SI: When you are invited to someone' s house for dinner are they too intimidated to prepare something meaty?
BA: [laughs] They're usually too scared to serve us anything. Period. Do you think we get invited very often? Our social life is pretty much Lissa Doumani and Hiro Sone — and Lisa Weiss has lots of parties. Otherwise we don't get any invitations.
SI: When you do get invitations do people ever expect you to do the cooking?
BA: That happens. The worst thing when they say, “Well, here it is!” and then walk out of the kitchen.
SI: That has really happened to you?
BA: Many, many times. I don't do this much anymore but [in the past] I'd go over to people's houses and they'd be making something they really didn't know how to make so I'd have to go to the kitchen and cook it. Otherwise, I knew I was going to eat really, really badly.
SI: As the author of The Great Meat Cookbook do you feel it is your responsibility to eat any and every kind of meat?
BA: [pause] I'm trying to think if I've had iguana.
SI: Have you eaten monkey?
BA: Never had monkey. In China I had little birds where you eat the whole thing.
BA: You know, I didn't have dog. I was in Vietnam and I saw it. The closest I got was something called “Mock Dog.” It was a pork roast that was shaped like a dog carcass.
BA: I don't see cat on menus much.
SI: Do we detect a grumble in your voice? Monkey is fine to ask about, but cat is on the secret forbidden list? Is cat “a meat too far”?
BA: [voice brightens] I did have some squirrel recently. That was awfully good! This friend of mine who is a retired professor from Santa Cruz is a Cajun. He can't help himself – he likes hunting things. So there were squirrels on his property and he brought me about eight of them. I took lots of carrots, Moroccan spices and harissa and made a tagine. It was really delicious.
SI: Thanksgiving is upon us. What do you suggest for those who are totally sick of turkey?

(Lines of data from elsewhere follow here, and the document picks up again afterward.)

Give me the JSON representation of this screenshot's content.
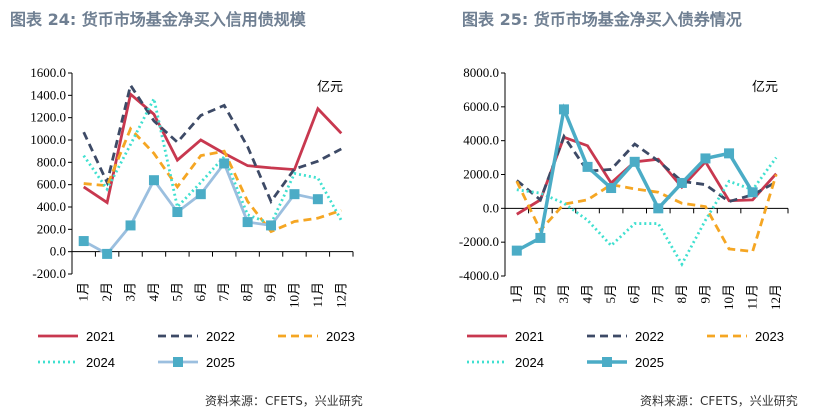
{
  "chart_data": [
    {
      "type": "line",
      "title": "图表 24: 货币市场基金净买入信用债规模",
      "unit": "亿元",
      "ylim": [
        -200,
        1600
      ],
      "yticks": [
        "-200.0",
        "0.0",
        "200.0",
        "400.0",
        "600.0",
        "800.0",
        "1000.0",
        "1200.0",
        "1400.0",
        "1600.0"
      ],
      "categories": [
        "1月",
        "2月",
        "3月",
        "4月",
        "5月",
        "6月",
        "7月",
        "8月",
        "9月",
        "10月",
        "11月",
        "12月"
      ],
      "legend": "bottom",
      "source": "资料来源：CFETS，兴业研究",
      "series": [
        {
          "name": "2021",
          "color": "#c8384f",
          "style": "solid",
          "values": [
            580,
            440,
            1410,
            1230,
            820,
            1000,
            880,
            770,
            750,
            735,
            1280,
            1060
          ]
        },
        {
          "name": "2022",
          "color": "#3d4a66",
          "style": "dash",
          "values": [
            1070,
            620,
            1490,
            1170,
            980,
            1220,
            1310,
            940,
            450,
            740,
            810,
            920
          ]
        },
        {
          "name": "2023",
          "color": "#f5a623",
          "style": "dash",
          "values": [
            610,
            590,
            1100,
            880,
            580,
            860,
            900,
            450,
            180,
            270,
            300,
            370
          ]
        },
        {
          "name": "2024",
          "color": "#40e0d0",
          "style": "dot",
          "values": [
            860,
            560,
            960,
            1370,
            400,
            620,
            850,
            330,
            250,
            700,
            660,
            280
          ]
        },
        {
          "name": "2025",
          "color": "#9bbfdf",
          "marker": "#4bacc6",
          "style": "marker",
          "values": [
            95,
            -20,
            235,
            640,
            355,
            515,
            790,
            265,
            235,
            515,
            470,
            null
          ]
        }
      ]
    },
    {
      "type": "line",
      "title": "图表 25: 货币市场基金净买入债券情况",
      "unit": "亿元",
      "ylim": [
        -4000,
        8000
      ],
      "yticks": [
        "-4000.0",
        "-2000.0",
        "0.0",
        "2000.0",
        "4000.0",
        "6000.0",
        "8000.0"
      ],
      "categories": [
        "1月",
        "2月",
        "3月",
        "4月",
        "5月",
        "6月",
        "7月",
        "8月",
        "9月",
        "10月",
        "11月",
        "12月"
      ],
      "legend": "bottom",
      "source": "资料来源：CFETS，兴业研究",
      "series": [
        {
          "name": "2021",
          "color": "#c8384f",
          "style": "solid",
          "values": [
            -350,
            500,
            4200,
            3700,
            1500,
            2750,
            2900,
            1250,
            2750,
            450,
            500,
            2050
          ]
        },
        {
          "name": "2022",
          "color": "#3d4a66",
          "style": "dash",
          "values": [
            1650,
            500,
            4250,
            2200,
            2300,
            3800,
            2800,
            1600,
            1400,
            400,
            800,
            1550
          ]
        },
        {
          "name": "2023",
          "color": "#f5a623",
          "style": "dash",
          "values": [
            1600,
            -1300,
            250,
            500,
            1400,
            1150,
            950,
            300,
            100,
            -2400,
            -2550,
            2000
          ]
        },
        {
          "name": "2024",
          "color": "#40e0d0",
          "style": "dot",
          "values": [
            1100,
            900,
            300,
            -700,
            -2200,
            -900,
            -900,
            -3300,
            -700,
            1600,
            1100,
            3000
          ]
        },
        {
          "name": "2025",
          "color": "#4bacc6",
          "marker": "#4bacc6",
          "style": "marker",
          "thick": true,
          "values": [
            -2500,
            -1750,
            5850,
            2450,
            1200,
            2750,
            0,
            1500,
            2950,
            3250,
            950,
            null
          ]
        }
      ]
    }
  ]
}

BA: In the past we have done other things than turkey for our own Thanksgivings or [served] a roast [along with] the turkey. My first choice would be a bone-in pork rib roast such at the double rack of pork on page 334. I also love the dry-salted fresh leg of pork — and another great choice is the standing rib roast, such as the one with bacon and rosemary jus and yorkshire puddings on page 102.